I didn't get anything in Ginza, either. But after Ginza, I stopped in Akasaka and found another meal my students had recommended.

Menchi-katsu is breaded, deep-fried meat. I started eating before I remembered to take a picture. It comes with a bowl of shredded lettuce and there's an assortment of sauces you can choose to add to it. It was pretty good and thankfully cheap, less than 1000 yen.

On the way back to my hotel one day, I randomly decided to stop in a place called Nakano. I'm glad I did because it turned out to be Otaku-central, containing a huge mall for anime, manga, video games, cosplay, and various other hobby and nerd goods.
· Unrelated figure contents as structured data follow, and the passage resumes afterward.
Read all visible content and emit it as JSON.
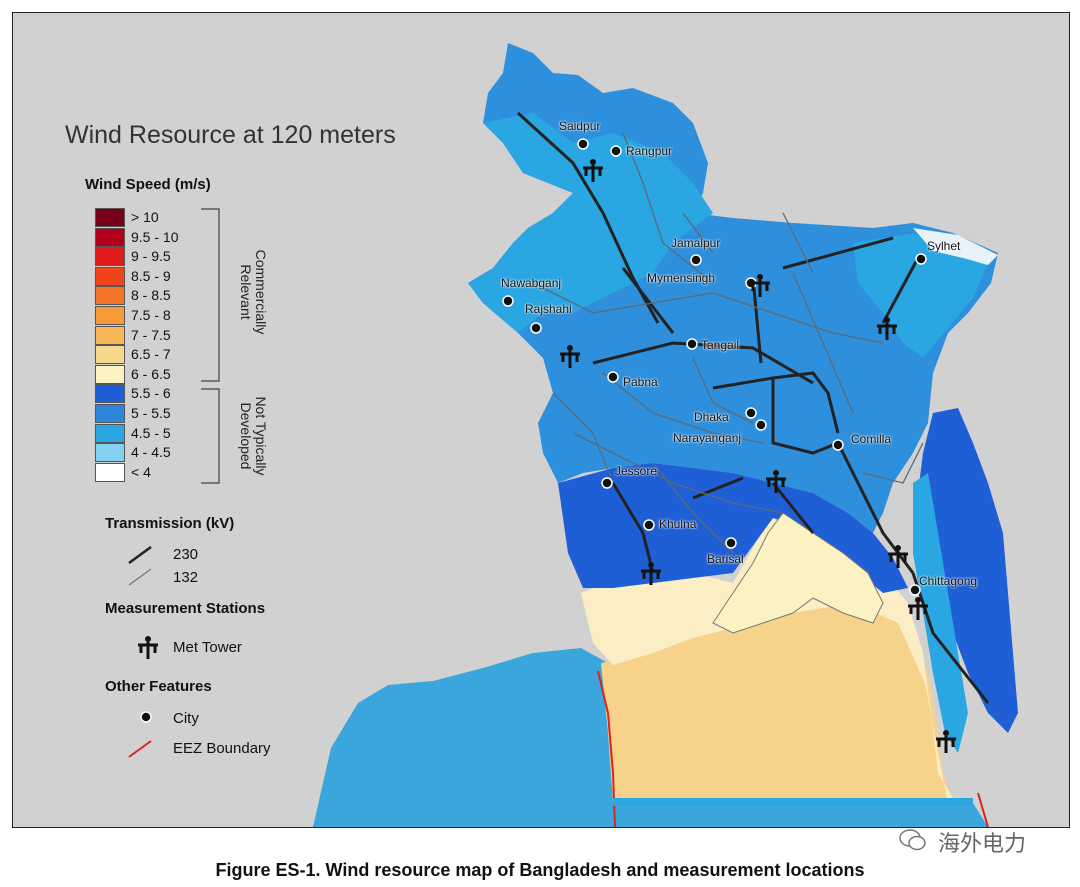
{
  "legend": {
    "title": "Wind Resource at 120 meters",
    "wind_speed_heading": "Wind Speed (m/s)",
    "wind_classes": [
      {
        "label": "> 10",
        "color": "#7a0019"
      },
      {
        "label": "9.5 - 10",
        "color": "#b3001e"
      },
      {
        "label": "9 - 9.5",
        "color": "#e01b1b"
      },
      {
        "label": "8.5 - 9",
        "color": "#f0451a"
      },
      {
        "label": "8 - 8.5",
        "color": "#f4752a"
      },
      {
        "label": "7.5 - 8",
        "color": "#f79a3a"
      },
      {
        "label": "7 - 7.5",
        "color": "#f9b758"
      },
      {
        "label": "6.5 - 7",
        "color": "#f6d88c"
      },
      {
        "label": "6 - 6.5",
        "color": "#fbf2c2"
      },
      {
        "label": "5.5 - 6",
        "color": "#1f5fd6"
      },
      {
        "label": "5 - 5.5",
        "color": "#2e86dc"
      },
      {
        "label": "4.5 - 5",
        "color": "#2aa6e2"
      },
      {
        "label": "4 - 4.5",
        "color": "#83d1f0"
      },
      {
        "label": "< 4",
        "color": "#ffffff"
      }
    ],
    "group_commercial": "Commercially Relevant",
    "group_commercial_line1": "Commercially",
    "group_commercial_line2": "Relevant",
    "group_not_developed_line1": "Not Typically",
    "group_not_developed_line2": "Developed",
    "transmission_heading": "Transmission (kV)",
    "transmission_230": "230",
    "transmission_132": "132",
    "stations_heading": "Measurement Stations",
    "met_tower": "Met Tower",
    "other_heading": "Other Features",
    "city": "City",
    "eez": "EEZ Boundary"
  },
  "cities": [
    {
      "name": "Saidpur"
    },
    {
      "name": "Rangpur"
    },
    {
      "name": "Jamalpur"
    },
    {
      "name": "Sylhet"
    },
    {
      "name": "Mymensingh"
    },
    {
      "name": "Nawabganj"
    },
    {
      "name": "Rajshahi"
    },
    {
      "name": "Tangail"
    },
    {
      "name": "Pabna"
    },
    {
      "name": "Dhaka"
    },
    {
      "name": "Narayanganj"
    },
    {
      "name": "Comilla"
    },
    {
      "name": "Jessore"
    },
    {
      "name": "Khulna"
    },
    {
      "name": "Barisal"
    },
    {
      "name": "Chittagong"
    }
  ],
  "caption": "Figure ES-1. Wind resource map of Bangladesh and measurement locations",
  "watermark": "海外电力",
  "colors": {
    "land_gray": "#d1d1d1",
    "sea": "#3aa6dc",
    "north_blue": "#2e8fdc",
    "inland_blue": "#2aa6e2",
    "south_blue": "#1f5fd6",
    "coastal_cream": "#fbeec4",
    "offshore_yellow": "#f6d28a",
    "eez_red": "#e02020"
  }
}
So that's some of what I did in Tokyo. This entry is getting really long so I think I'll save the rest for another time.

Twitter Sonnet #1613

The volunteer could drive us up the wall.
Abysmal business charred the building black.
A crooked man was yet surpassing tall.
Corrupted boys began to build the track.
A normal hour took the cloudy day.
Revolving eyes were ever right at noon.
We crammed a ransom 'neath the choc'late bay.
The smuggler's fleet departs before the moon.
The growing brick was yet a coffin shape.
Diverse examples tried the yankee plant.
A puppet's teeth could never cut the tape.
Recall what butter does and jelly can't.
The stacks of stuff arrived in varied hues.
The rare and common blend in vibrant blues.